On this particular day, Steinberg is having car trouble, but it hasn’t stopped him from making it to the bi-weekly visit on time. As he heads inside, he switches into his character, “Billy Bob” Steinberg, and he greets residents with comfortable familiarity. He asks how they’ve been, about their families, and of course, he cracks a few jokes.

“How do you like my boots?” he asks one resident. “They’re great aren’t they? I got ’em on Longboot Key.”
Chuck Sidlow is right behind him with another wisecrack.

“You know, you’d look just like my wife, if it weren’t for that mustache,” he says to a clean-shaven resident, who politely informs him that he, in fact, doesn’t have a mustache.

“I know,” says Sidlow, with an over-the-top laugh. “But my wife does!”

The three enter the lobby of the Anchin Pavilion, where a crowd of residents greets them with applause, and the trio sets into an hour-long routine that includes jokes, music, trivia and most importantly, relationship-building.

Chuck Sidlow, Laughter Unlimited’s managing director, founded the program 12 years ago with the goal of improving quality of life for patients in hospitals and senior-care facilities. He and his wife, Noriko Sidlow, and Steinberg each bring years of professional entertainment experience to the job, including clowning, comedy, magic and musical training.

Through Laughter Unlimited, the three run 10 multi-content programs each week, at 15 facilities throughout Sarasota and Manatee counties, to which they make visits every day.

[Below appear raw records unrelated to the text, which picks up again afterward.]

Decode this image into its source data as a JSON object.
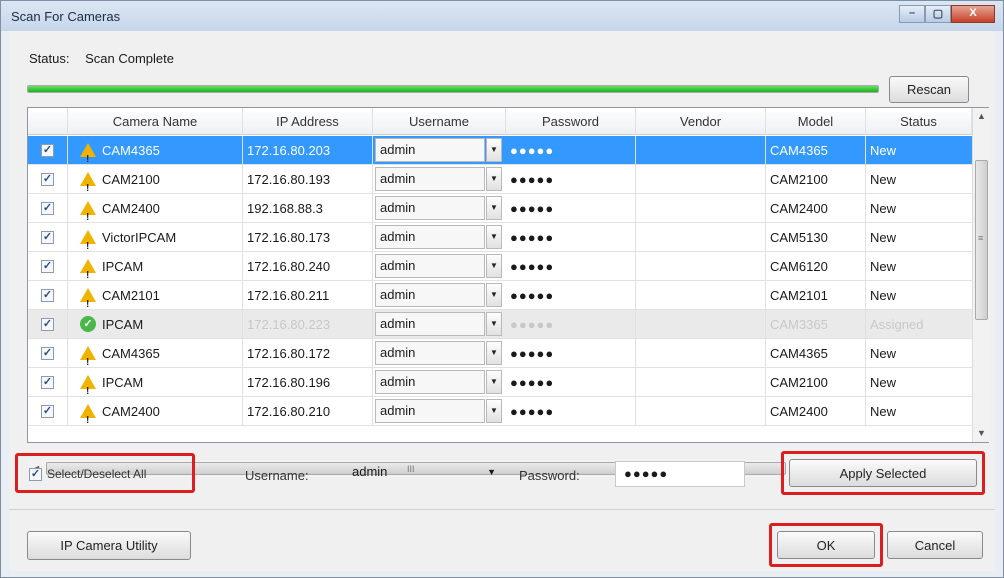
{
  "window": {
    "title": "Scan For Cameras",
    "minimize_glyph": "–",
    "maximize_glyph": "▢",
    "close_glyph": "X"
  },
  "status": {
    "label": "Status:",
    "value": "Scan Complete"
  },
  "progress": {
    "percent": 100,
    "color": "#15b515"
  },
  "rescan_label": "Rescan",
  "table": {
    "columns": [
      "Camera Name",
      "IP Address",
      "Username",
      "Password",
      "Vendor",
      "Model",
      "Status"
    ],
    "rows": [
      {
        "checked": true,
        "icon": "warning-icon",
        "name": "CAM4365",
        "ip": "172.16.80.203",
        "username": "admin",
        "password": "●●●●●",
        "vendor": "",
        "model": "CAM4365",
        "status": "New",
        "state": "selected"
      },
      {
        "checked": true,
        "icon": "warning-icon",
        "name": "CAM2100",
        "ip": "172.16.80.193",
        "username": "admin",
        "password": "●●●●●",
        "vendor": "",
        "model": "CAM2100",
        "status": "New",
        "state": "normal"
      },
      {
        "checked": true,
        "icon": "warning-icon",
        "name": "CAM2400",
        "ip": "192.168.88.3",
        "username": "admin",
        "password": "●●●●●",
        "vendor": "",
        "model": "CAM2400",
        "status": "New",
        "state": "normal"
      },
      {
        "checked": true,
        "icon": "warning-icon",
        "name": "VictorIPCAM",
        "ip": "172.16.80.173",
        "username": "admin",
        "password": "●●●●●",
        "vendor": "",
        "model": "CAM5130",
        "status": "New",
        "state": "normal"
      },
      {
        "checked": true,
        "icon": "warning-icon",
        "name": "IPCAM",
        "ip": "172.16.80.240",
        "username": "admin",
        "password": "●●●●●",
        "vendor": "",
        "model": "CAM6120",
        "status": "New",
        "state": "normal"
      },
      {
        "checked": true,
        "icon": "warning-icon",
        "name": "CAM2101",
        "ip": "172.16.80.211",
        "username": "admin",
        "password": "●●●●●",
        "vendor": "",
        "model": "CAM2101",
        "status": "New",
        "state": "normal"
      },
      {
        "checked": true,
        "icon": "check-circle-icon",
        "name": "IPCAM",
        "ip": "172.16.80.223",
        "username": "admin",
        "password": "●●●●●",
        "vendor": "",
        "model": "CAM3365",
        "status": "Assigned",
        "state": "assigned"
      },
      {
        "checked": true,
        "icon": "warning-icon",
        "name": "CAM4365",
        "ip": "172.16.80.172",
        "username": "admin",
        "password": "●●●●●",
        "vendor": "",
        "model": "CAM4365",
        "status": "New",
        "state": "normal"
      },
      {
        "checked": true,
        "icon": "warning-icon",
        "name": "IPCAM",
        "ip": "172.16.80.196",
        "username": "admin",
        "password": "●●●●●",
        "vendor": "",
        "model": "CAM2100",
        "status": "New",
        "state": "normal"
      },
      {
        "checked": true,
        "icon": "warning-icon",
        "name": "CAM2400",
        "ip": "172.16.80.210",
        "username": "admin",
        "password": "●●●●●",
        "vendor": "",
        "model": "CAM2400",
        "status": "New",
        "state": "normal"
      }
    ]
  },
  "scroll_arrows": {
    "up": "▲",
    "down": "▼",
    "left": "◄",
    "right": "►",
    "grip_v": "≡",
    "grip_h": "III"
  },
  "bottom": {
    "select_all_label": "Select/Deselect All",
    "select_all_checked": true,
    "username_label": "Username:",
    "username_value": "admin",
    "password_label": "Password:",
    "password_value": "●●●●●",
    "apply_label": "Apply Selected",
    "ip_utility_label": "IP Camera Utility",
    "ok_label": "OK",
    "cancel_label": "Cancel"
  },
  "colors": {
    "highlight": "#d91f1f",
    "selected_row": "#3399ff",
    "progress": "#15b515"
  }
}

Programs include room-to-room visits in hospitals and senior-care facilities, group performances and Steinberg’s personal favorite: men’s club, a session in which men in senior-care facilities can feel comfortable to gripe, trade dirty jokes or just shoot the breeze.

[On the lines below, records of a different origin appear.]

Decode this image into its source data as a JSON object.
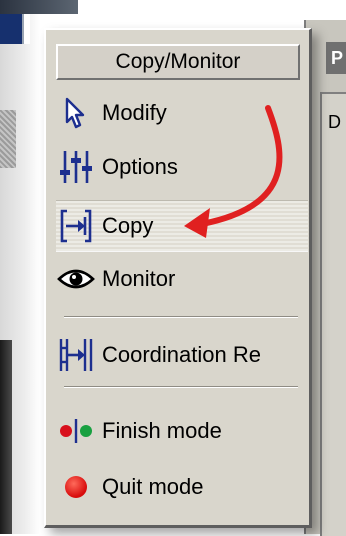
{
  "palette": {
    "title": "Copy/Monitor",
    "items": [
      {
        "label": "Modify",
        "icon": "cursor-arrow-icon"
      },
      {
        "label": "Options",
        "icon": "sliders-icon"
      },
      {
        "label": "Copy",
        "icon": "copy-bracket-icon"
      },
      {
        "label": "Monitor",
        "icon": "eye-icon"
      },
      {
        "label": "Coordination Re",
        "icon": "coordination-icon"
      },
      {
        "label": "Finish mode",
        "icon": "finish-dots-icon"
      },
      {
        "label": "Quit mode",
        "icon": "red-dot-icon"
      }
    ],
    "selected": "Copy"
  },
  "side_panel": {
    "tab_label": "P",
    "inner_label": "D"
  },
  "colors": {
    "panel": "#d9d6cc",
    "icon_blue": "#1d2f8f",
    "annotation_arrow": "#e02020",
    "finish_red": "#d8101c",
    "finish_green": "#18a040"
  }
}
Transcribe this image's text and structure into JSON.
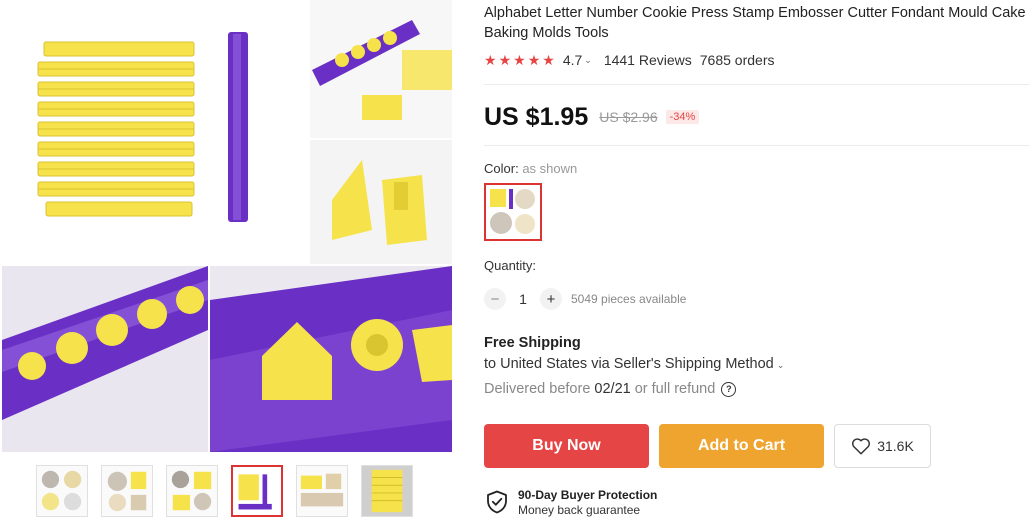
{
  "product": {
    "title": "Alphabet Letter Number Cookie Press Stamp Embosser Cutter Fondant Mould Cake Baking Molds Tools"
  },
  "rating": {
    "stars": 5,
    "value": "4.7",
    "reviews": "1441 Reviews",
    "orders": "7685 orders"
  },
  "pricing": {
    "price": "US $1.95",
    "original": "US $2.96",
    "discount": "-34%"
  },
  "color": {
    "label": "Color:",
    "selected": "as shown"
  },
  "quantity": {
    "label": "Quantity:",
    "value": "1",
    "minus": "−",
    "plus": "+",
    "available": "5049 pieces available"
  },
  "shipping": {
    "title": "Free Shipping",
    "to": "to United States via Seller's Shipping Method",
    "delivery_prefix": "Delivered before",
    "delivery_date": "02/21",
    "delivery_suffix": "or full refund"
  },
  "actions": {
    "buy_now": "Buy Now",
    "add_to_cart": "Add to Cart",
    "wishlist_count": "31.6K"
  },
  "protection": {
    "title": "90-Day Buyer Protection",
    "subtitle": "Money back guarantee"
  },
  "gallery": {
    "thumbnail_count": 6,
    "active_thumbnail": 4
  },
  "colors": {
    "accent_red": "#e64545",
    "cart_orange": "#f0a430",
    "product_yellow": "#f6e24a",
    "product_purple": "#6a2fc4"
  },
  "icons": {
    "star": "star-icon",
    "wishlist": "heart-icon",
    "protection": "shield-check-icon",
    "help": "question-circle-icon"
  }
}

“We kind of go by the Vegas motto,” he says. “What happens in men’s club stays in men’s club.”

Steinberg says that, even with years of international experience as a banjo comic and Circus Sarasota performer, it’s challenging to perform for the wide variety of patients and residents they see every day.

“There’s so much to learn,” he says. “There’s no one formula that works for everything. It’s a lot like improv, and you have to be good on your feet, but our whole idea is that we let them lead us.”

More important than getting laughs, he says, is exercising memory and building relationships.

“You have to learn to relate to people on a personal level,” says Steinberg. “It’s important to listen to them, because it’s not about us — it’s about them. If we can bring them happiness, even if it’s just while we’re there, then that’s amazing.”